The seagrass Posidonia Oceanica forms some of the oldest and largest living colonies in the world. It is a vital component of Mediterranean oceanic ecosystems, with marine biologists dating some coastal meadows to 2000 or even 3000 years old.
In Greece and all across the Mediterranean, hundreds of tons of Posidonia leaves wash up on the shore every year, causing a headache for local authorities. The leaves require public spending to collect and are disposed of in landfills as waste.
But they are a natural resource and Greek entrepreneur Stavros Tsompanidis has made it his mission to see their potential realised. He sat down recently with 4i-mag to discuss his vision and his passion for bringing the circular economy forward through upcycled materials.
Giving leaves new life
Originally a student of finance, the young founder has made it his calling to put Mediterranean nature centre-stage in people’s everyday lives. Stavros and his impact start-up PHEE developed and patented a process for upcycling dead Posidonia leaves, creating the world’s first biobased composite material reinforced with Posidonia fibres.
PHEE-board finds commercial applications in a range of products and accessories, with a potential foray into the construction industry marked for the near future.
Through a striking range of sustainable products and circular business practices, PHEE is cultivating awareness about the need to reduce the use of fossil fuel-based conventional materials and increase access to green alternatives.
The company’s manufacturing technology makes this all possible.
“The technology transforms the seagrass leaves into a new, bio-based composite material called PHEE-board, which is produced in rigid panel sheets,” Stavros explains.
PHEE-board is lightweight, water-resistant, and always distinctively patterned — meaning that every application and every end product is unique, the founder explains.
The material uses certified bio-based resins for binding and is already being used in a number of collaborations with end product manufacturers, from packaging and mobile phone cases, to sports equipment and sunglasses.

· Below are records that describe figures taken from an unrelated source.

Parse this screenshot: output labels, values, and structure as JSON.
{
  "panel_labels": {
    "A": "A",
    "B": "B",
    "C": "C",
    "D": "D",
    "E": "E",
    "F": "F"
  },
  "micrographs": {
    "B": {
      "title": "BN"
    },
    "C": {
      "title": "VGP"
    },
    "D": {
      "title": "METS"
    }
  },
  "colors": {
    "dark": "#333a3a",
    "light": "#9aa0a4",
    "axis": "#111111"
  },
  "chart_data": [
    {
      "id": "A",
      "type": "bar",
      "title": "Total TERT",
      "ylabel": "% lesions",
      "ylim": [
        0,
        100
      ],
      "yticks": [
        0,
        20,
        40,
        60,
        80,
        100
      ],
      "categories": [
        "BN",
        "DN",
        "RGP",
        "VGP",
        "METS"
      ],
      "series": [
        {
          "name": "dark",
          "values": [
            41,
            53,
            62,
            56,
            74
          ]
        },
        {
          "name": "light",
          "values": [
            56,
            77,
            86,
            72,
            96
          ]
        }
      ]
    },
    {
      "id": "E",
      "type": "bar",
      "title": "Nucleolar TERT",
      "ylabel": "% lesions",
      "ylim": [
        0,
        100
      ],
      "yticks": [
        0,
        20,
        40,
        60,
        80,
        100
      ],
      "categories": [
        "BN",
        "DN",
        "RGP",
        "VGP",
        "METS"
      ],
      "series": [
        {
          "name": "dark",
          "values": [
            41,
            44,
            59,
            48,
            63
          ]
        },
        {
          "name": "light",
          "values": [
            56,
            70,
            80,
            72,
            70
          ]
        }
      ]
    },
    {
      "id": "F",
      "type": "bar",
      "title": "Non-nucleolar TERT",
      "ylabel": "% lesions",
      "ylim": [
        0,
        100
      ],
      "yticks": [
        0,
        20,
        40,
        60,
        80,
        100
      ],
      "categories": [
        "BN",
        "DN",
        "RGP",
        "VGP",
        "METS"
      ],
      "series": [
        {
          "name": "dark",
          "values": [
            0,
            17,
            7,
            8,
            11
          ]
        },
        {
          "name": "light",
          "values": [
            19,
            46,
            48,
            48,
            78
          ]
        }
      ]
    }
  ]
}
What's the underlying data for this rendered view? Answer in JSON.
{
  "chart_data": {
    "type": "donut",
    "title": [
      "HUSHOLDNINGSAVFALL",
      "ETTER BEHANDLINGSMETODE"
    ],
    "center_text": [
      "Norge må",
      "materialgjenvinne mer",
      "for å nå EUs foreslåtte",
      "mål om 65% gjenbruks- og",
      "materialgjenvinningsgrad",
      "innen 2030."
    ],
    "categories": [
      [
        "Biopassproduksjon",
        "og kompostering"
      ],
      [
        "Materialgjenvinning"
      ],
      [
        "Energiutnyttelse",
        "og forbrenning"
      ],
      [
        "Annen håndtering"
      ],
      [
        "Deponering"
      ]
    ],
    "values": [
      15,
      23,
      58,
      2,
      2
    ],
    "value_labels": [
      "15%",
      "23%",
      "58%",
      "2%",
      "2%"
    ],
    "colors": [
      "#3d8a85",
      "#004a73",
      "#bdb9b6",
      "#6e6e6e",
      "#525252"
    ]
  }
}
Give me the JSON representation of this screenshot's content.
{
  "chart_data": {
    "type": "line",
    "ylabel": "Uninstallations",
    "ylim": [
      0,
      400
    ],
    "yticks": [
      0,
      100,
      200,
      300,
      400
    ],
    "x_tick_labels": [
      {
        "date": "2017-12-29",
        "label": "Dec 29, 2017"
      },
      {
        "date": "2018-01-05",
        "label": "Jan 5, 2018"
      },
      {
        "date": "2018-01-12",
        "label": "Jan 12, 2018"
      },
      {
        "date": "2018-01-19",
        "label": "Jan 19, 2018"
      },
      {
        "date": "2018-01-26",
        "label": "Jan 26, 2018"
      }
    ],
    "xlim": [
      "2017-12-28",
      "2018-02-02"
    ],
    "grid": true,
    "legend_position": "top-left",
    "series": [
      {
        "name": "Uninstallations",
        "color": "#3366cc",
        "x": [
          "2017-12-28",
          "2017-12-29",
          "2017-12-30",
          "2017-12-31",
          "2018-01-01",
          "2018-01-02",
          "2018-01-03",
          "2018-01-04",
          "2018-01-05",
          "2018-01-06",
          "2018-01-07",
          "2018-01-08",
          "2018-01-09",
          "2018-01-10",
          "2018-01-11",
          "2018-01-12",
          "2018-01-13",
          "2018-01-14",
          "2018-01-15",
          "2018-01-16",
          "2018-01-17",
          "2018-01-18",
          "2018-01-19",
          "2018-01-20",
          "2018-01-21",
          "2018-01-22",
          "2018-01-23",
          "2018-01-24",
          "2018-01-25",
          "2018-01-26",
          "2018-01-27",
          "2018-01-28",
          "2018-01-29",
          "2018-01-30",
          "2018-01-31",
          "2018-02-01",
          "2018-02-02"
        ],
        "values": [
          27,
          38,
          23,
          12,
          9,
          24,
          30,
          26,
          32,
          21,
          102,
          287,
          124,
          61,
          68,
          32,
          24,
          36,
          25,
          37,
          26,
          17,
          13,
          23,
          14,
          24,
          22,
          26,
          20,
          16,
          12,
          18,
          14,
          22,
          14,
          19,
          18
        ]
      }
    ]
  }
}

PHEE is working with chemical specialists to test different bio-based resin systems in order to improve and increase the bio-based content in the final material.
Stavros has also set his sights on sustainable furniture, interior design materials, wall coverings, and potentially flooring — all using PHEE-board.
But the entrepreneur makes clear, this is only the beginning.
There are currently no plans to grow the seagrass, given the huge quantities of leaves produced naturally each year, Stavros says.
The vision is ultimately to license PHEE’s manufacturing technology across the Mediterranean to other entrepreneurs who can then use it to upcycle Posidonia residues in their local areas, Stavros explains.
“We are not only offering new alternative materials; we are also producing them in a way that is very close to carbon neutral,” he says, adding that sustainability is a core aspect of the entire production process.
Stavros believes that the company is well positioned to take these materials quickly to market, and underlines that the manufacturing process is a key part of his company’s edge.
“The electricity consumption of our technology, as compared to others producing similar materials, is 50% lower,” the entrepreneur explains, adding that this is obviously very important for the industry.
The technology also produces minimal waste and is very nearly carbon neutral, Stavros says — “We don’t use carbon at any stage of our production.”
PHEE is preparing a lifecycle sustainability assessment which will be made public in the near future.
Scaling up sustainability
“Our business model is really simple: we are the raw material manufacturers and providers, and we are doing collaborations with other brands who are transforming them into other end products,” Stavros says.
The entrepreneur believes that this approach lends itself to a rapid scaling up process, allowing PHEE to impact a greater number of people and businesses.
What is essential, he says, is to foster greater awareness of circular economic practices with the company’s partners, building not just one impact start-up, but an ecosystem that thinks sustainability first.
“It’s very important to cultivate them, educate them in how to switch to more sustainable raw materials in their value chains,” Stavros explains.
The scale of the founder’s ambitions is clear to see: two further applications for the technology will be rolled out shortly.
The soon-to-be-commercialised raw materials will use the same concept of upcycling and transforming waste into a useful product as PHEE, Stavros explains. In September, the entrepreneur aims to launch a new parent company, which will oversee PHEE and the commercialisation of the other two brands.
“Our concept in developing these new materials is to transform the biowaste of an industry into a product that can be used again in their value chain,” Stavros explains, adding that he sees this as the best market strategy for upcycled products in general.
Biowaste materials on the table for Stavros include spent coffee grounds and tea residues.
The current trajectory of the company revolves around scaling up production capacity, developing and growing the team, and automating manufacturing processes, Stavros explains. Commercially, PHEE will continue collaborating closely with external brands for the creation of end products over the next 1 or 2 years.
To make this all possible, Stavros aims to finalise a seed round of fundraising by the end of 2021.
Up to now, PHEE has been funded through grants, fellowship awards, and founder investment. At present, the team is five people with one operating facility in the city of Patras in Greece.
Stavros Tsompanidis was nominated for the Forbes 30U30 Europe 2018 Industry & Manufacturing list, highlighting the best up-and-coming material and manufacturing innovators in Europe.